- The paper presents a novel large-scale dataset featuring 100 million annotated unique samples and 1 million fully annotated sequences for visual storytelling.
- The paper employs a specialized methodology that integrates keyframe extraction, BLIP2 captioning, and instance masking with SAM and YOLO-World to ensure narrative coherence.
- The paper benchmarks its approach using Cohere-Bench, demonstrating improved semantic alignment, style consistency, and instance integrity compared to existing datasets.
Openstory++ : A Large-scale Dataset and Benchmark for Instance-aware Open-domain Visual Storytelling
Overview
The paper "Openstory++ : A Large-scale Dataset and Benchmark for Instance-aware Open-domain Visual Storytelling" presents a significant advancement in the field of multimodal AI, specifically addressing the challenges in maintaining consistency of multiple instances across frames in open-domain visual storytelling. The authors introduce Openstory++, a large-scale dataset enriched with instance-level annotations and tailored to improve the training and evaluation of multi-modal generative models.
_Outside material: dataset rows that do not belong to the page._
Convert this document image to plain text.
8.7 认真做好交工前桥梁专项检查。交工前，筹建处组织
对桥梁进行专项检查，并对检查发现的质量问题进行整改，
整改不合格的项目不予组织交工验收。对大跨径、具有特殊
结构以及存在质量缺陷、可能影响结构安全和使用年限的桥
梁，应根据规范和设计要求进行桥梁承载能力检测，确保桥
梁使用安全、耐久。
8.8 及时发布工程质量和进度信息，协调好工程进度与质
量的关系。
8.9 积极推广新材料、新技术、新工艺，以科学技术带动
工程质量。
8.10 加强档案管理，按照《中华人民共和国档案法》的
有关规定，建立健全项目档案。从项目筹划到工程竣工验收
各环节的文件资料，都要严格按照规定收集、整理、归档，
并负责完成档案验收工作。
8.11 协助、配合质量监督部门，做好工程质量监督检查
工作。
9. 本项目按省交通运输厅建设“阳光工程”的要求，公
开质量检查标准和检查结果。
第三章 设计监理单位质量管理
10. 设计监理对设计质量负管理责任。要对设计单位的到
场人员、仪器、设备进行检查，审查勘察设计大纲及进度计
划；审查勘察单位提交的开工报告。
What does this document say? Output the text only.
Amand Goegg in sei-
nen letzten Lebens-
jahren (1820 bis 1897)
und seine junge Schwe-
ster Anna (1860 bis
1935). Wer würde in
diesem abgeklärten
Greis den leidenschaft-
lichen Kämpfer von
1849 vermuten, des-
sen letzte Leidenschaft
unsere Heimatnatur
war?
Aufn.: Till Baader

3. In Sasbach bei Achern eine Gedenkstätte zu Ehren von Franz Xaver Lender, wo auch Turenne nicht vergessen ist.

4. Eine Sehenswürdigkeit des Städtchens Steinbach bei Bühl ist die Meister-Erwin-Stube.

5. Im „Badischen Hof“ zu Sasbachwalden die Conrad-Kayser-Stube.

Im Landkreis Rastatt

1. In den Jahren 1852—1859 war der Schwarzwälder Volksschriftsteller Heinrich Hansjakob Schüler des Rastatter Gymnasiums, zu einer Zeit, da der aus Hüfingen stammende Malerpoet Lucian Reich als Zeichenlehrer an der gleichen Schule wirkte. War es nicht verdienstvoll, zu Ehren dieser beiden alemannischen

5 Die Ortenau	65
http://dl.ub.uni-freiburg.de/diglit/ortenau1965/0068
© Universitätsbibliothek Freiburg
Furthermore, the paper elaborates on a specialized training methodology and introduces a pioneering benchmark framework called Cohere-Bench, both designed to enhance and assess the capabilities of visual storytelling models comprehensively.
Dataset and Methodology
The Openstory++ dataset is notable for its large scale and comprehensive annotations. The dataset incorporates:
- 100 million high-quality, annotated unique samples
- 1 million fully annotated sequence samples
A critical feature of Openstory++ is its emphasis on instance-level visual segmentation annotations, enabling the creation of coherent visual narratives that maintain subject consistency across frames. The dataset construction pipeline employs the following steps:
- Keyframe Extraction: From open-domain videos, keyframes are extracted and aesthetically evaluated to ensure high-quality inputs.
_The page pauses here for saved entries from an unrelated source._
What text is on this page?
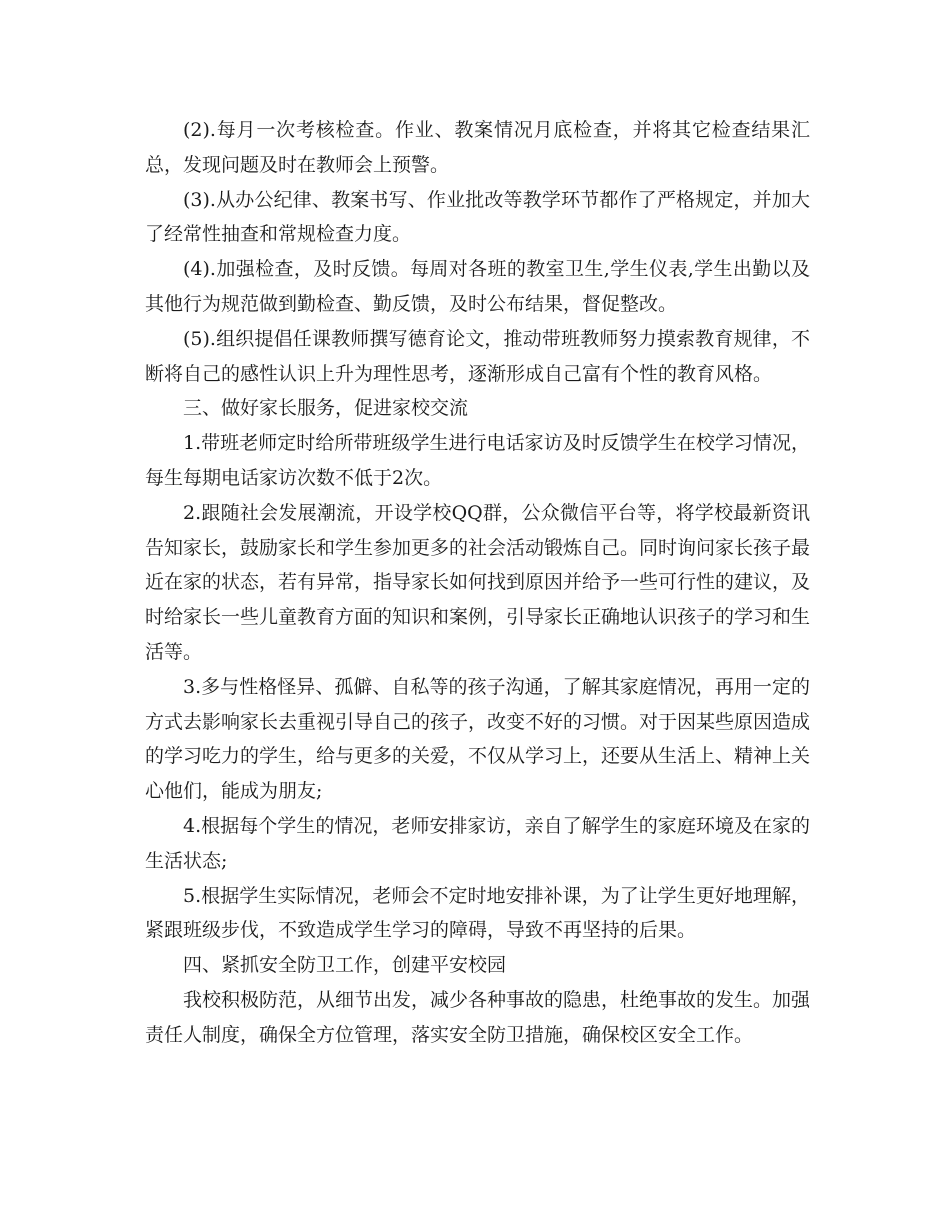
(2).每月一次考核检查。作业、教案情况月底检查，并将其它检查结果汇总，发现问题及时在教师会上预警。

(3).从办公纪律、教案书写、作业批改等教学环节都作了严格规定，并加大了经常性抽查和常规检查力度。

(4).加强检查，及时反馈。每周对各班的教室卫生,学生仪表,学生出勤以及其他行为规范做到勤检查、勤反馈，及时公布结果，督促整改。

(5).组织提倡任课教师撰写德育论文，推动带班教师努力摸索教育规律，不断将自己的感性认识上升为理性思考，逐渐形成自己富有个性的教育风格。

三、做好家长服务，促进家校交流

1.带班老师定时给所带班级学生进行电话家访及时反馈学生在校学习情况，每生每期电话家访次数不低于2次。

2.跟随社会发展潮流，开设学校QQ群，公众微信平台等，将学校最新资讯告知家长，鼓励家长和学生参加更多的社会活动锻炼自己。同时询问家长孩子最近在家的状态，若有异常，指导家长如何找到原因并给予一些可行性的建议，及时给家长一些儿童教育方面的知识和案例，引导家长正确地认识孩子的学习和生活等。

3.多与性格怪异、孤僻、自私等的孩子沟通，了解其家庭情况，再用一定的方式去影响家长去重视引导自己的孩子，改变不好的习惯。对于因某些原因造成的学习吃力的学生，给与更多的关爱，不仅从学习上，还要从生活上、精神上关心他们，能成为朋友;

4.根据每个学生的情况，老师安排家访，亲自了解学生的家庭环境及在家的生活状态;

5.根据学生实际情况，老师会不定时地安排补课，为了让学生更好地理解，紧跟班级步伐，不致造成学生学习的障碍，导致不再坚持的后果。

四、紧抓安全防卫工作，创建平安校园

我校积极防范，从细节出发，减少各种事故的隐患，杜绝事故的发生。加强责任人制度，确保全方位管理，落实安全防卫措施，确保校区安全工作。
- Caption Generation: BLIP2 is used to generate descriptive captions, which are then refined by a LLM to ensure narrative coherence.
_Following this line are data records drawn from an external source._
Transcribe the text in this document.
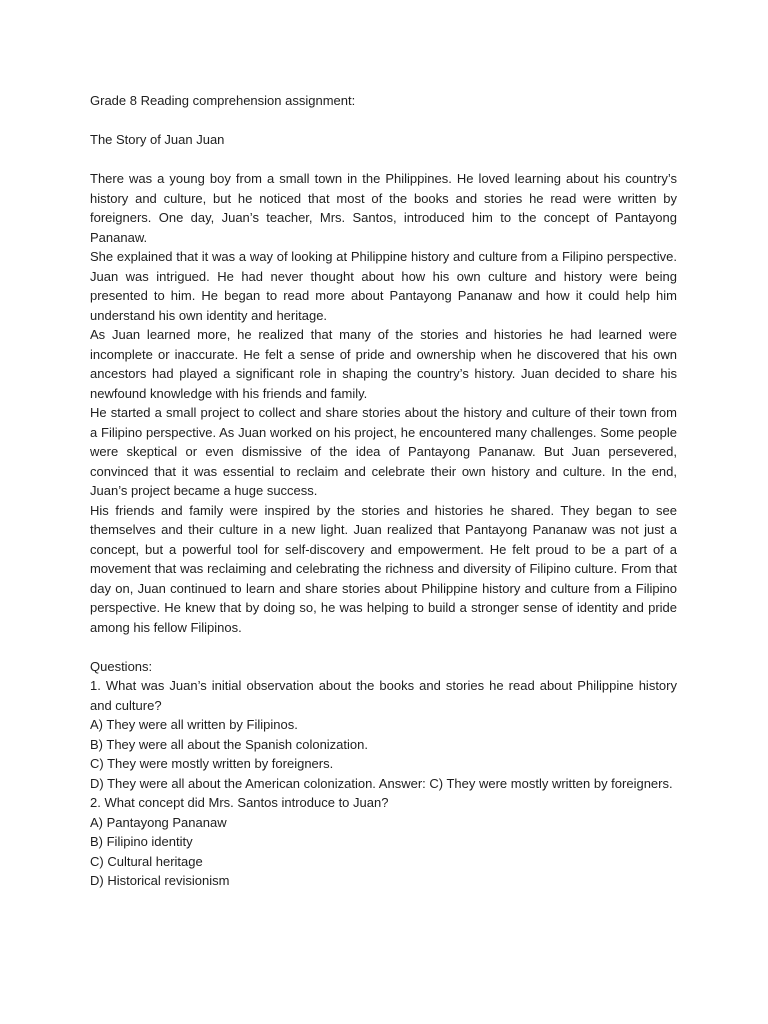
Grade 8 Reading comprehension assignment:

The Story of Juan Juan

There was a young boy from a small town in the Philippines. He loved learning about his country’s history and culture, but he noticed that most of the books and stories he read were written by foreigners. One day, Juan’s teacher, Mrs. Santos, introduced him to the concept of Pantayong Pananaw.

She explained that it was a way of looking at Philippine history and culture from a Filipino perspective. Juan was intrigued. He had never thought about how his own culture and history were being presented to him. He began to read more about Pantayong Pananaw and how it could help him understand his own identity and heritage.

As Juan learned more, he realized that many of the stories and histories he had learned were incomplete or inaccurate. He felt a sense of pride and ownership when he discovered that his own ancestors had played a significant role in shaping the country’s history. Juan decided to share his newfound knowledge with his friends and family.

He started a small project to collect and share stories about the history and culture of their town from a Filipino perspective. As Juan worked on his project, he encountered many challenges. Some people were skeptical or even dismissive of the idea of Pantayong Pananaw. But Juan persevered, convinced that it was essential to reclaim and celebrate their own history and culture. In the end, Juan’s project became a huge success.

His friends and family were inspired by the stories and histories he shared. They began to see themselves and their culture in a new light. Juan realized that Pantayong Pananaw was not just a concept, but a powerful tool for self-discovery and empowerment. He felt proud to be a part of a movement that was reclaiming and celebrating the richness and diversity of Filipino culture. From that day on, Juan continued to learn and share stories about Philippine history and culture from a Filipino perspective. He knew that by doing so, he was helping to build a stronger sense of identity and pride among his fellow Filipinos.

Questions:

1. What was Juan’s initial observation about the books and stories he read about Philippine history and culture?

A) They were all written by Filipinos.

B) They were all about the Spanish colonization.

C) They were mostly written by foreigners.

D) They were all about the American colonization. Answer: C) They were mostly written by foreigners.

2. What concept did Mrs. Santos introduce to Juan?

A) Pantayong Pananaw

B) Filipino identity

C) Cultural heritage

D) Historical revisionism
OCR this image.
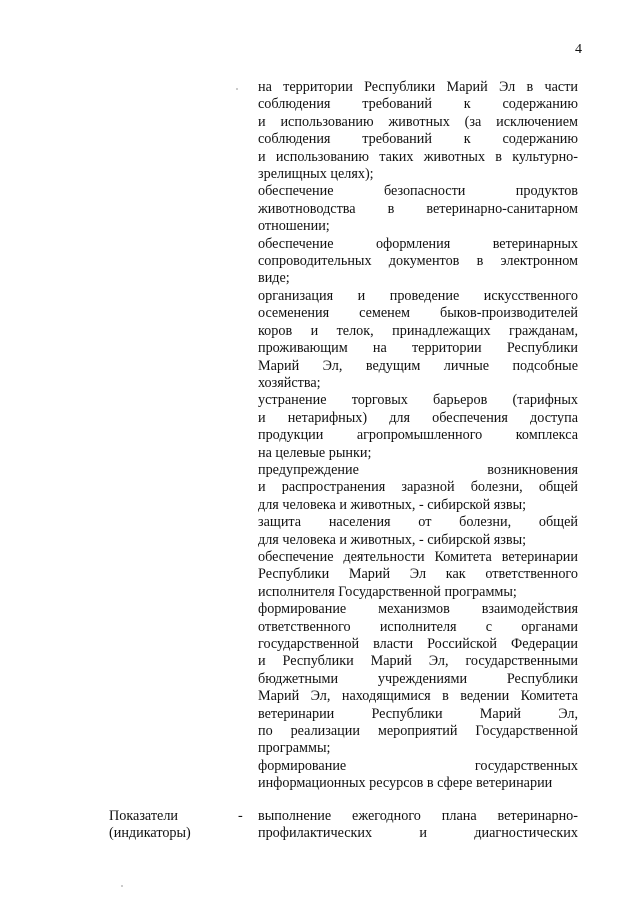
4
на территории Республики Марий Эл в части
соблюдения требований к содержанию
и использованию животных (за исключением
соблюдения требований к содержанию
и использованию таких животных в культурно-
зрелищных целях);
обеспечение безопасности продуктов
животноводства в ветеринарно-санитарном
отношении;
обеспечение оформления ветеринарных
сопроводительных документов в электронном
виде;
организация и проведение искусственного
осеменения семенем быков-производителей
коров и телок, принадлежащих гражданам,
проживающим на территории Республики
Марий Эл, ведущим личные подсобные
хозяйства;
устранение торговых барьеров (тарифных
и нетарифных) для обеспечения доступа
продукции агропромышленного комплекса
на целевые рынки;
предупреждение возникновения
и распространения заразной болезни, общей
для человека и животных, - сибирской язвы;
защита населения от болезни, общей
для человека и животных, - сибирской язвы;
обеспечение деятельности Комитета ветеринарии
Республики Марий Эл как ответственного
исполнителя Государственной программы;
формирование механизмов взаимодействия
ответственного исполнителя с органами
государственной власти Российской Федерации
и Республики Марий Эл, государственными
бюджетными учреждениями Республики
Марий Эл, находящимися в ведении Комитета
ветеринарии Республики Марий Эл,
по реализации мероприятий Государственной
программы;
формирование государственных
информационных ресурсов в сфере ветеринарии
Показатели
(индикаторы)
- выполнение ежегодного плана ветеринарно-
профилактических и диагностических
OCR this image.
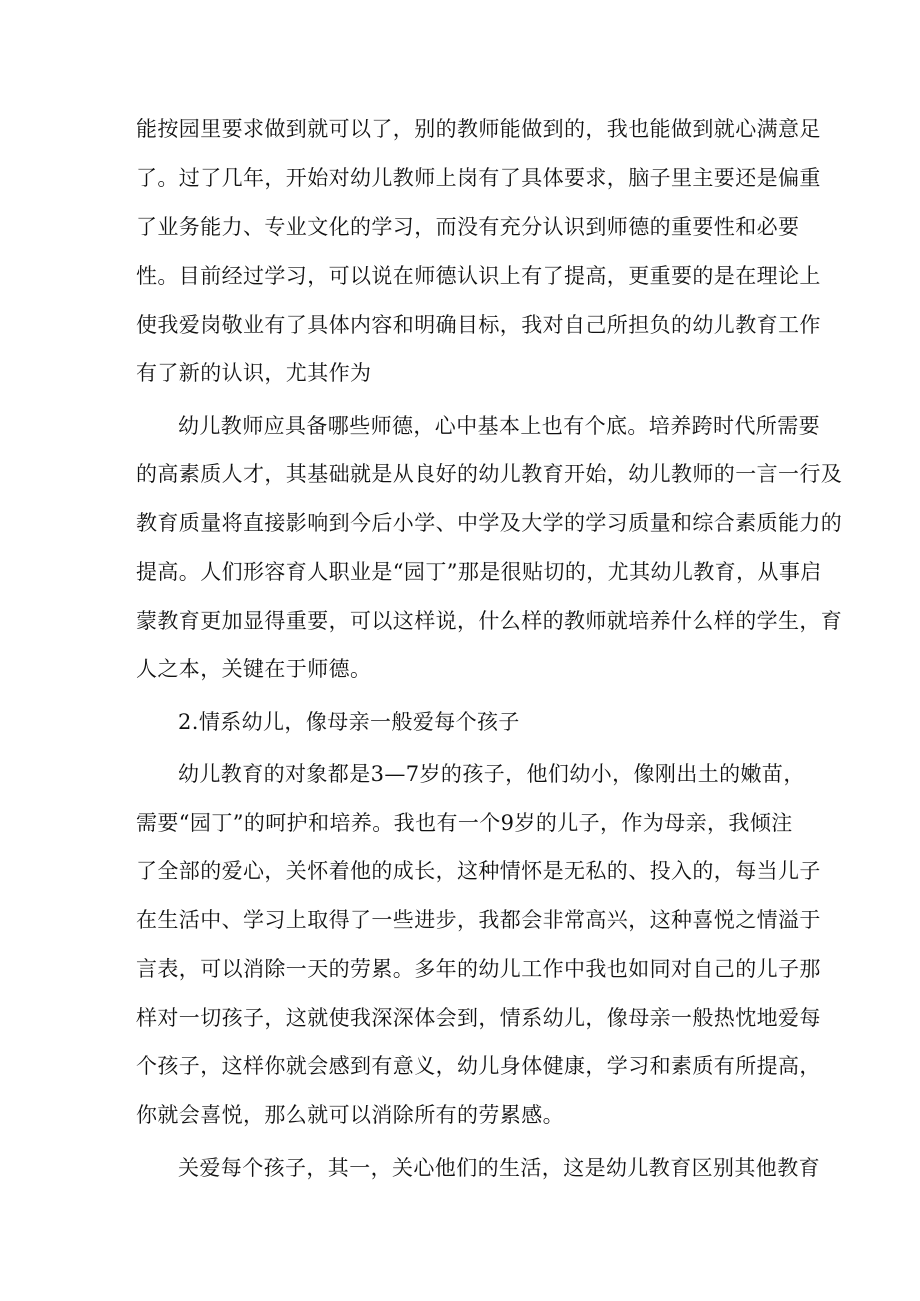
能按园里要求做到就可以了，别的教师能做到的，我也能做到就心满意足
了。过了几年，开始对幼儿教师上岗有了具体要求，脑子里主要还是偏重
了业务能力、专业文化的学习，而没有充分认识到师德的重要性和必要
性。目前经过学习，可以说在师德认识上有了提高，更重要的是在理论上
使我爱岗敬业有了具体内容和明确目标，我对自己所担负的幼儿教育工作
有了新的认识，尤其作为
幼儿教师应具备哪些师德，心中基本上也有个底。培养跨时代所需要
的高素质人才，其基础就是从良好的幼儿教育开始，幼儿教师的一言一行及
教育质量将直接影响到今后小学、中学及大学的学习质量和综合素质能力的
提高。人们形容育人职业是“园丁”那是很贴切的，尤其幼儿教育，从事启
蒙教育更加显得重要，可以这样说，什么样的教师就培养什么样的学生，育
人之本，关键在于师德。
2.情系幼儿，像母亲一般爱每个孩子
幼儿教育的对象都是3—7岁的孩子，他们幼小，像刚出土的嫩苗，
需要“园丁”的呵护和培养。我也有一个9岁的儿子，作为母亲，我倾注
了全部的爱心，关怀着他的成长，这种情怀是无私的、投入的，每当儿子
在生活中、学习上取得了一些进步，我都会非常高兴，这种喜悦之情溢于
言表，可以消除一天的劳累。多年的幼儿工作中我也如同对自己的儿子那
样对一切孩子，这就使我深深体会到，情系幼儿，像母亲一般热忱地爱每
个孩子，这样你就会感到有意义，幼儿身体健康，学习和素质有所提高，
你就会喜悦，那么就可以消除所有的劳累感。
关爱每个孩子，其一，关心他们的生活，这是幼儿教育区别其他教育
- Instance Masking: The Segment Anything Model (SAM) and YOLO-World are utilized to annotate and mask instances within images, providing detailed instance-level annotations.
This methodology addresses the primary challenge in existing datasets - the lack of granular instance feature labeling, which is essential for training models to maintain consistency of multiple instances across frames.
Benchmark Framework
The authors also introduce Cohere-Bench, a benchmark designed to evaluate the following dimensions in visual storytelling models:
- Semantic Alignment: Ensuring the thematic alignment between visual and textual content.
- Background Consistency: Maintaining visual coherence in the background across frames.
- Style Consistency: Ensuring stylistic uniformity in generated frames.
- Instance Consistency and Integrity: Maintaining the visual and semantic coherence of instances across frames.
Experiments conducted using Cohere-Bench demonstrate the superiority of Openstory++ over existing datasets in fostering high-quality visual storytelling models. The results indicate improvements in semantic alignment, style consistency, and instance integrity.
Experimental Results
Quantitative evaluation using metrics such as semantic alignment, style consistency, and instance consistency shows that models trained on Openstory++ outperform those trained on other datasets. For instance:
- Semantic Alignment: 0.262 for Openstory++ compared to 0.183 for VIST.
- Style Consistency: 0.783 for Openstory++ compared to 0.742 for VIST.
- Instance Consistency: 0.765 for Openstory++ compared to 0.598 for VIST.
Moreover, human evaluations further validate the high quality and consistency of visual stories generated using models trained on Openstory++.
Implications and Future Directions
The introduction of Openstory++ and Cohere-Bench has several implications:
- Enhanced Model Training: With granular instance-level annotations, models can be trained to maintain continuity in multi-frame visual narratives.
- Comprehensive Evaluation: Cohere-Bench provides a robust framework to assess the multi-modal generation capabilities, focusing on long-context entity consistency and multi-turn generation.
Future developments could explore expanding the dataset to cover even more diverse scenarios and refining the annotation pipeline for improved accuracy. Additionally, integrating these advancements into LLMs could further bridge the gap between visual and textual narrative coherence.
Conclusion
Openstory++ and the accompanying Cohere-Bench framework represent a substantial contribution to the field of AI and multi-modal storytelling. By addressing the limitations of existing datasets and providing a thorough evaluation methodology, the authors pave the way for the development of sophisticated models capable of generating coherent and contextually rich visual stories. This work not only enhances current generative capabilities but also sets a benchmark for future innovations in the domain.
Overall, the Openstory++ dataset and Cohere-Bench framework will likely play a pivotal role in advancing the effectiveness and robustness of instance-aware visual storytelling models in open-domain settings.